Corajoso é aquele que recusa este pacote. Refuta seus sucessos como ilusões, rotula seus remédios como paliativos e busca evadir completamente suas crises através de um caminho desconhecido, pavimentado pelo amor.


Aventura-se por uma senda escura: para chegar ao que não se sabe, há de ir por onde não se conhece, dizia São João da Cruz.


Encontrará certamente muitas outras dificuldades na busca de realização o corajoso, mas serão de outra natureza – bem como as respostas. Um caminho de relações afetivas que busca não a fugacidade, mas a permanência; planos de vida vinculados a um projeto histórico e não à salvação pessoal; uma existência satisfeita pelo contato com a Natureza e as pessoas e não ansiosamente sufocada pelo consumo.

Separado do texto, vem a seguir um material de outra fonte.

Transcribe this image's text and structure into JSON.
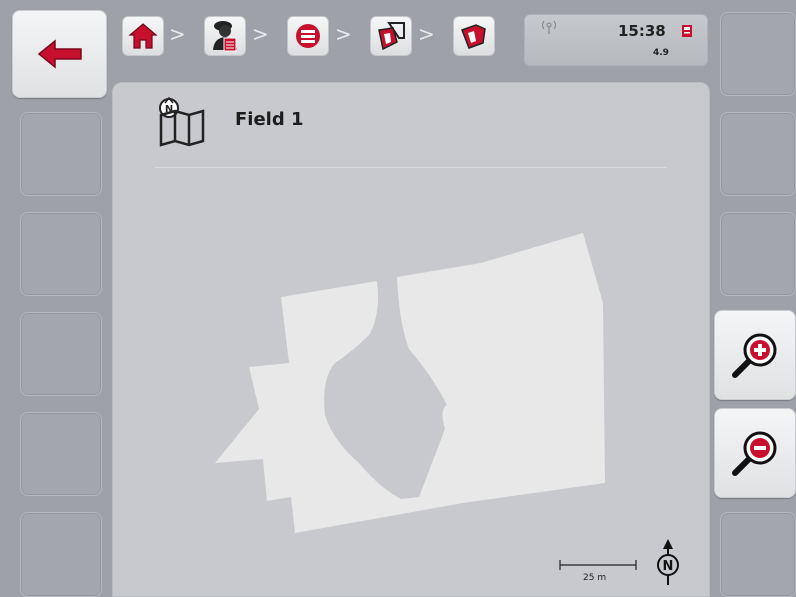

Coragem é a humildade de fazer da vida uma experiência permanente de busca de si nos outros.


Se aproximar é distanciar de si. Entregar-se ao rio da vida que nos conduz pela história ao outro e do outro a nós mesmos. Nós somos um com o outro. Essa é a dialética da coragem.


Se acreditamos com o cristianismo que a essência da experiência humana é o amor, a coragem é o movimento expansivo da capacidade de amar do ser humano. Como dizia Boff sobre o Cristo, humano como ele foi, só podia ser Deus mesmo.


Submeter sua felicidade ao sofrimento, seu trabalho ao movimento, seu destino à História. Coragem é ser humano até o fim.


de Fábio Luís, jornalista.

Nenhum comentário:

Postar um comentário

O que você tem pra me dizer ?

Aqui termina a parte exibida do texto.